We took a drive up the Dempster Highway a bit yesterday afternoon. It was just after a few days of light fluffy snow, and the trees were all freshly covered.
The Dempster was closed further north, at Eagle Plains, so there was no traffic at all. There was no wind, no noise, no colour, and it was gorgeous.
Jeff wanted to get out of town to shoot his new gun. It is a big bullet gun we’ll use for bear self-protection should a grizzly ever try to tickle our toes when camping.
We brought our snow shoes, but didn’t end up hiking. Just driving around, stopping to look at stuff, taking photos, scouting for signs of live with the binoculars.
Even in the frozen sub-arctic, which doesn’t thaw all winter, there is often water still moving. It builds up from seeps and can sometime risk the road. If you notice here, there are poles on the left. These mark the culverts, and the roads department will hook up a generator to thaw a line through the culvert to allow some of the water to drain.
Here are a few pictures from the lookout just north of the Tombstone Park Interpretive Centre that we always stop at:
It was so quiet and still here. I wish you could experience it!
It must have been really windy here earlier, because in some places the snow had blown away and the ground was bare.
Not today though, everything was covered in a really thick, coarse frost. All of the ground, road, rocks, trees. It was really neat. It wasn’t too cold, -13C or so.

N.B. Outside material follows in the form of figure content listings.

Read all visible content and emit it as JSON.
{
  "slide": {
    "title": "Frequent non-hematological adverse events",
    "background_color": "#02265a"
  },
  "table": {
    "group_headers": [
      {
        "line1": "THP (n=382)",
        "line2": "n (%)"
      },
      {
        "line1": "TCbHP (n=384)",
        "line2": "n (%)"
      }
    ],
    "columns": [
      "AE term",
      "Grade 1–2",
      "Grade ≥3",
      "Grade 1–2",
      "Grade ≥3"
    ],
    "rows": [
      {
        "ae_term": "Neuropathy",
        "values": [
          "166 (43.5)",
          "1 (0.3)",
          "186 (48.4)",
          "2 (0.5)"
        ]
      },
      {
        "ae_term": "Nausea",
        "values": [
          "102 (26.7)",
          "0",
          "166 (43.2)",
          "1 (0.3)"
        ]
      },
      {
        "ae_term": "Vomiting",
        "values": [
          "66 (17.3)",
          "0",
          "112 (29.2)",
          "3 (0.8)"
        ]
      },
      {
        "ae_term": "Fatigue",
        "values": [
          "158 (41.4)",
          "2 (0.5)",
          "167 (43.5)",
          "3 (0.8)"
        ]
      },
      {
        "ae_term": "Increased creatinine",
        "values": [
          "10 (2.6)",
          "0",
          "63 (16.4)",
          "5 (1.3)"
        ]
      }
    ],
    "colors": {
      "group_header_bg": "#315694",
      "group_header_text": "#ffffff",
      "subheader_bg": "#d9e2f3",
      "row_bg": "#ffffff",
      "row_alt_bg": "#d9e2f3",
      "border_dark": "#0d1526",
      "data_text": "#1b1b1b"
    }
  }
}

The temperature fluctuates significantly. It was -23 less than 50 kilometres north of here.
We couldn’t quite get into the sunshine. As you know, Dawson City is in the shade for 2 months in the winter, so we don’t see it much. We kept driving north until we could get into the sun. We found it at Two Moose Lake.
I tried taking some photos right into the sun.
There aren’t many caribou tracks here anymore. We saw no animals at all, but there are always tons of tracks. Likely rabbit, and fox. Some moose. Perhaps a caribou.
At some point, the highway was open again at Eagle Plains and we met several big, loaded transports headed north with fuel, and goods, for Inuvik and Tuktoyaktuk, and all small communities between.